Bustamante também apresentou dados sobre as implicações do estresse térmico para a saúde da força de trabalho no Brasil, os impactos econômicos ocasionados pelas mudanças climáticas e os riscos à produção pesqueira, teor nutricional dos alimentos e as interações com riscos à saúde humana.
De acordo com a pesquisadora, a exposição das pessoas a ondas de calor, secas e inundações impacta na segurança alimentar e nutricional e saúde além de reduzir sua produtividade, afetando seus meios de subsistência e renda, especialmente para aqueles envolvidos em setores sensíveis ao clima ou que trabalham ao ar livre. “Essa exposição pode afetar fortemente os grupos de baixa e média renda que estão em situações de maior vulnerabilidade, aqueles que dependem da agricultura de sequeiro e grupos sociais e econômicos específicos, por exemplo, pequenos agricultores e trabalhadores rurais, famílias de baixa renda, idosos, mulheres e crianças”.
Mas Bustamante também afirmou que ainda é possível priorizar ações de mitigação e adaptação para reduzir a intensidade de consequências adversas para a segurança alimentar e nutricional. Para isso, ela entende ser preciso que governos e organizações da sociedade civil sejam proativos para desenvolverem estratégias de produção e acesso a alimentos que resistam a eventos climáticos extremos e à variabilidade climática.
A especialista ainda listou 10 recomendações para prevenir a insegurança alimentar, entre elas, está a necessidade de investimento em sistemas de armazenamento de alimentos que resistam a eventos climáticos extremos; diversificar as fontes de alimentos e as técnicas de produção agrícola para reduzir os riscos; adotar sistemas de gerenciamento de água que reduzam os danos às colheitas causados por enchentes ou secas; e a implementação de práticas agrícolas sustentáveis, como agricultura de plantio direto, agrossilvicultura e culturas de cobertura.
O enfrentamento da crise climática e as falsas soluções
Ao comentar sobre quais seriam as soluções necessárias baseadas nos territórios para o combate à crise climática, a cientista política e ecologista Maureen Santos alertou para a necessidade da justiça climática, com a responsabilização dos grandes emissores de gases de efeito estufa, a implementação de uma transição planejada que impulsione o desenvolvimento sustentável no País.

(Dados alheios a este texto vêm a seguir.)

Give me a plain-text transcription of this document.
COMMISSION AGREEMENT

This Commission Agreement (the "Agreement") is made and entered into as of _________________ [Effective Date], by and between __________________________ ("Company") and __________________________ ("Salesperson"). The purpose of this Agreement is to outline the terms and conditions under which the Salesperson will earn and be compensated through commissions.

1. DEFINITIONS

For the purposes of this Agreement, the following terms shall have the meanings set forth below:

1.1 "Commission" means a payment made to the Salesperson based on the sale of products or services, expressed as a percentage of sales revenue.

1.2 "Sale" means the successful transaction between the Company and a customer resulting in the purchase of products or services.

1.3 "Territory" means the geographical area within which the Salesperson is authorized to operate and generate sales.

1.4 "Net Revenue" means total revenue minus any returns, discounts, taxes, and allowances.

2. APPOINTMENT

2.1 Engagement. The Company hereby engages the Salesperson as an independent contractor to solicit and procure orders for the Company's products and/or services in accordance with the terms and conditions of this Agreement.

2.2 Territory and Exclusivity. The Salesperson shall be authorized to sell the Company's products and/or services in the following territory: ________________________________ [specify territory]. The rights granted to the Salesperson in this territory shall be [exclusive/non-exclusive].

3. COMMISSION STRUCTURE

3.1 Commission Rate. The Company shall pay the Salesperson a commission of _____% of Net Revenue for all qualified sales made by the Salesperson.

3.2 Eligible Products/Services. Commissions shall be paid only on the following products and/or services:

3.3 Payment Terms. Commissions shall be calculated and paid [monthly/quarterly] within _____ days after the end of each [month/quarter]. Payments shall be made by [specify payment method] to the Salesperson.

“Os grandes poluidores da agroindústria, por exemplo, são, cada vez mais, os protagonistas de soluções ambientais quando são eles os causadores. O conceito poluidor/pagador vem sendo desvirtuado e, agora, a ideia é: se eu posso pagar, eu posso poluir. Com o G20 acontecendo, temos a oportunidade de discutir essa questão e pontuar a necessidade de que os agentes causadores sejam cobrados em espaços oficiais e tornem-se pagadores e não formuladores de soluções que não alteram em nada os modos de produção, como o mercado de carbono”.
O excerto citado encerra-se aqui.